“In addition to pursuing politics, I wanted to teach. I have already missed a few deadlines because I have to wait for another year. I had submitted my thesis and only my viva was pending,” said Lokesh Chugh, 30, one of the two Delhi University (DU) students who was debarred for a year over his alleged involvement in the screening of the BBC documentary on the 2002 Gujarat riots earlier this year.
On 24 May, the Delhi HC told the University to respond to his petition that accuses DU of not letting him submit his thesis despite the court order in April.
Justice Purushaindra Kumar Kaurav, who had earlier quashed the debarment order in April, issued notice on Chugh’s plea and sought response of DU and other authorities on 23 May. The matter has now been listed for hearing on 17 July.
The Quint spoke to the scholar and his lawyers about how his future is at stake due to the debarment, and how no action has been taken even after the HC quashed the order.
Meanwhile, a DU spokesperson said, "The matter is sub-judice in court. We will wait for the next hearing and take action accordingly."
‘Have Completed My Thesis but No Response from Univ’: Chugh
Chugh, a Ph. D. scholar at DU’s Department of Anthropology, filed a writ petition on 11 April this year. The argument put forward in the petition was that he was not given an opportunity to put forth his views before the disciplinary committee. Six other students were asked to submit a written apology while he was debarred for a year.
On 27 January, a few students' associations had planned to screen the BBC documentary on the 2002 Gujarat riots. The students were not granted permission and a few students were even detained by the Delhi police. In the meantime, DU formed a committee to look into the matter.
On 10 March, Chugh received a notice from the proctor’s office, stating that the disciplinary authority has decided to “impose penalty of debarring him from taking any university or college or departmental examinations for one year”.
Chugh’s claim is that he had submitted his thesis ‘Somatoscopic and Somatometric Variation in Human Ear: A Study among North Indian Population,’ on 3 March, even before the order from the Proctor’s office was issued.
He had received a scholarship to pursue his Ph.D. and had scored 78.6 percent in his M.Phil.
A resident of Delhi, he had completed his undergraduate studies and his masters from Karnataka. Despite the court order, he said "I still feel hopeless..."
There were three or four vacancies such as those of guest professors and lecturers in universities across the country. After completing my Ph.D, I would have applied for them but I was unable to because my Ph.D has not been accepted yet and my viva is pendingLokesh Chugh
He said, “I have reached out to authorities about my thesis but I have been told that nothing can be done about it until there are orders from the University...”
He added, “I explained the incident to my parents but they have a lot of queries, and I am not able to answer them. They are both in their 60s and I am their only child... They wanted me to settle down by now.”
The writ petition stated, “The petitioner has been running from pillar to post in an attempt to submit his Ph.D. thesis to the University of Delhi, however, there has been no response (that) has been received from the respondents.
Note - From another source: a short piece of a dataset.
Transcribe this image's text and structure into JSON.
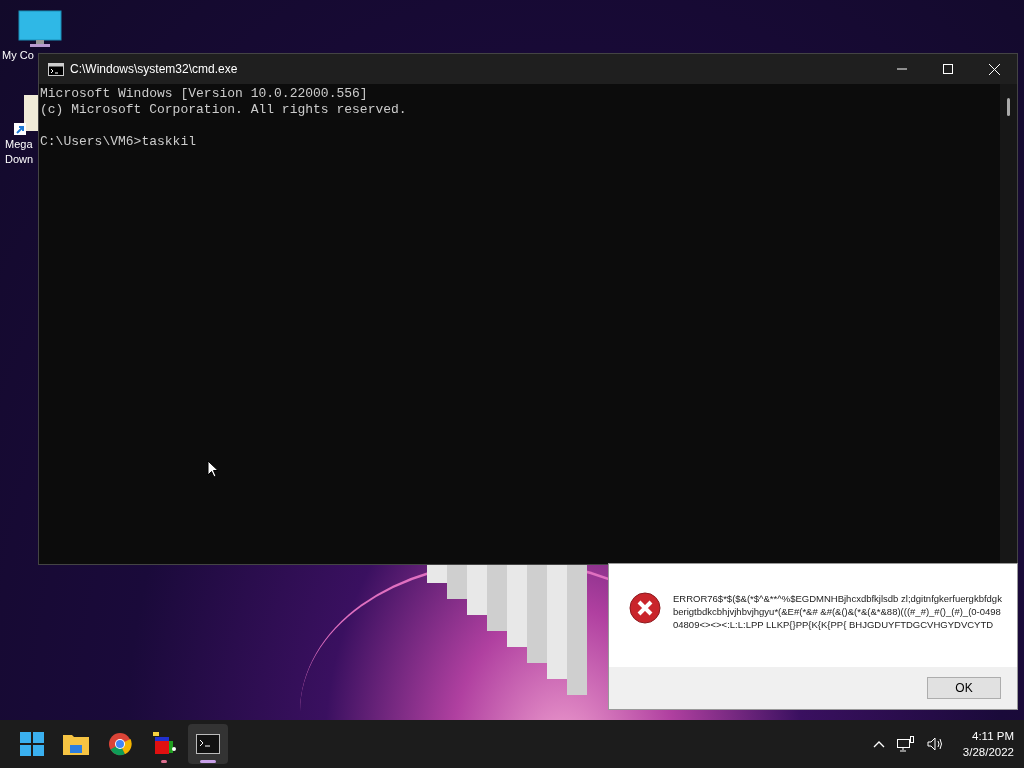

The respondents are trying to thwart the petitioner by being vague, unresponsive, and enforcing a decision that has been set aside by this Hon’ble Court.”
'The Move is Politically Motivated': Lawyer
Chugh has been involved in campus politics for a few years and was the national secretary and media in-charge of NSUI. Chugh claimed that he was not at the site of the protest and was merely giving a media byte at the time. "I was not asked to submit an apology. And even if I had to, I know that I did not do anything wrong. I was merely giving a media byte. I had written to the Vice-Chancellor telling him that this is my university, I know how to maintain decorum in the university...”
The petition stated, “The petitioner, in his capacity as national secretary and media in-charge of National Students Union of India (“NSUI”), was invited by mediapersons outside the Faculty of Arts Campus, University of Delhi, for giving his views on the ongoing student protests/screening of the BBC documentary.”
Naman Joshi, his advocate, said,
The order came in April and the debarment was set aside by the Delhi HC. Why then is the University being this obstinate?Naman Joshi, Lokesh Chugh's advocate
Claiming that the move is ‘biased’, Joshi said, “He is a meritorious student who completed his Ph.D in three years. The University should not hold a political vendetta against him. He is a student after all.”